緒方的面色平靜,他剛才的那局棋消耗了很多心神,這個時候揣測這位大哥的心態和情緒,會覺得太陽穴隱隱脹痛,整個人有些疲憊。
兩個人的步伐一致,但是卻誰都沒有主動開口說話。
不管是一身白色西裝,精明能幹的精次。還是埋頭走路,舒緩神經和頭腦的緒方。
這段路其實很短,走了無數次。
但是精次的腦袋裡面,卻裝著很多想法和疑惑。他很費勁和嫉妒,身邊的弟弟,他並不瞭解,卻也不陌生,畢竟兩個人的血液之中,都烙印著緒方這個姓氏。
他是法醫,一個厲害的法醫。這點不可否認,因為過去的十幾年,法醫從來沒有登上過東京日報的頭條,因為這門職業不被人認知。也是因為這個表弟從美國留學歸來,用自己的能力才證明了,法醫的存在是一門案件中極為重要的角色。
這樣的弟弟,即便是如今獲得十段榮譽的精次也覺得十分優秀,為緒方家長臉。
所以即便是緒方不主動來找他,他也會過段時間抽出空來,等沒有重要的比賽以後,去和緒方見面。因為社會的地位越高,身邊可以交心的朋友就會越少,而作為親戚關係的弟弟緒方佑介,是精次視為很重要的人之一。

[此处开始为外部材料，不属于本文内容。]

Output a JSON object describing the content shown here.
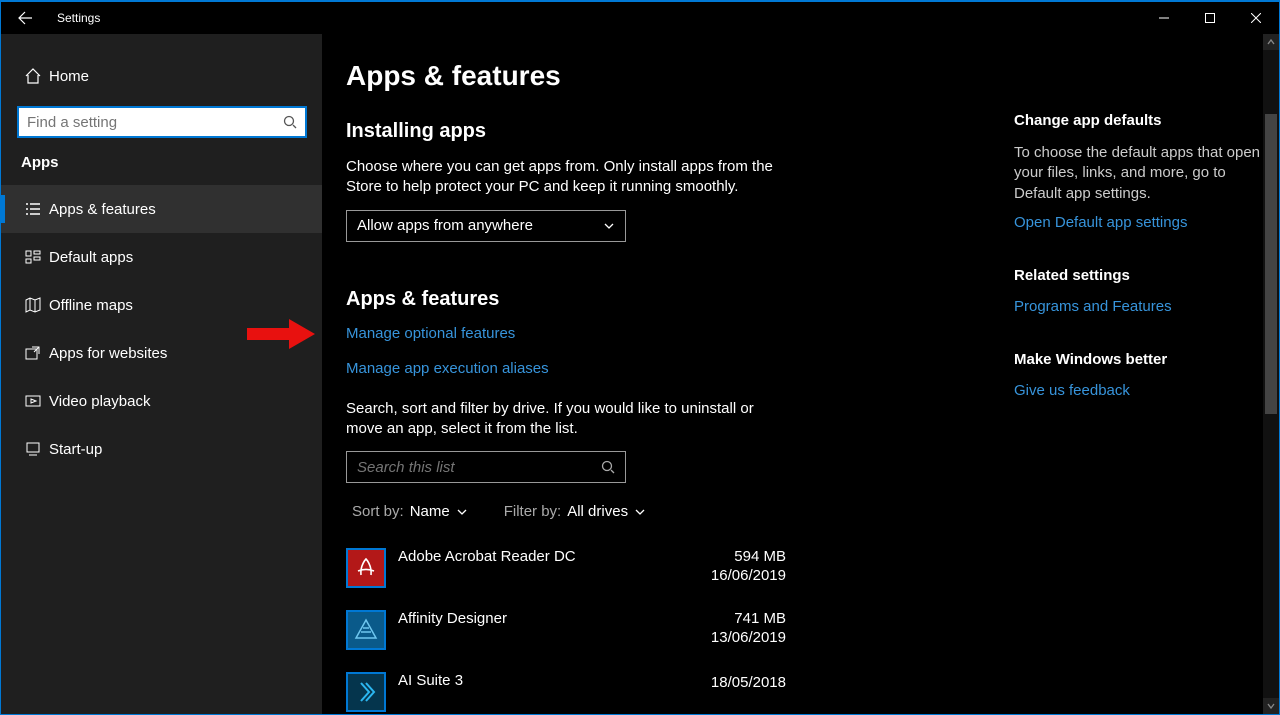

他原本很驚喜,弟弟會在這個時候出現,分享自己成為十段的榮耀。
他這次帶緒方去日本棋院,最主要的目的,就是為了讓他見識到自己從當年的八段棋手,變成了受到很多人敬仰的緒方十段,利用指導棋傳授棋理的客座講師。
可是結果呢?
只能說大跌眼鏡。
他以為這只是會下棋的弟弟與疑為認識sai的小鬼之間對決,可是最後演變成,連他都驚訝的沒辦法給予任何評價的地步。
這個過程中,如果有人留意他的表情和動作,就會發現一向冷靜的緒方十段,在觀看比賽的過程中,不斷的用手指推動自己的眼鏡,來緩解壓力。
這股壓力,實實在在。
因為緒方精次很清楚,自己的棋力,在面對這般的對決時,也會有些力不從心。
因為棋局當中滲透的不只是佈局,拆手,破解,封鎖,這些常用的棋技,而是雙方在黑白棋子爭奪當中傳遞的鬥志,信念以及龐大的格局!
就像是通過棋局,上演了一暮神魔之間的交戰,將圍棋最精湛和最精彩的攻防藝術近乎完美的展現出來,雙方佈置著自己的世界,也試圖侵佔對方的領域。
緒方的下法,料敵如神,總是能夠搶佔先機,拔得頭籌,製造潮水一般的攻勢。
而進籐光,則更像是那個與他的老師塔矢行洋交手的sai,或者說他就是sai,每一步棋的落點,都讓他暗暗吃驚。簡直是一步棋,包羅萬象,厚土載物,匯聚了很多腦海中幾乎淡化掉的古譜。
這樣的對決,如果發生在塔矢行洋那種級別的高手身上,他只會平心靜氣的在一旁觀看,去慢慢的加以理解和受益。但是下棋的人是他弟弟,和一個剛剛踏入職業圍棋世界的小鬼,就不得不讓精次的心裡面,像是打翻了五味瓶一樣百感交集。
到了日本棋院門外,不遠處的停車場。
不知不覺,兩個男人站在這輛紅色的法拉利跑車前面。
「緒方,你的圍棋」精次沒有了最開始,和他談心聊天的平常心。
看著他的這位大哥。
已經到了而立之年的他,圍棋事業蒸蒸日上,這個時候的心態會容易出現裂縫,並不像是表面上的那般牢靠。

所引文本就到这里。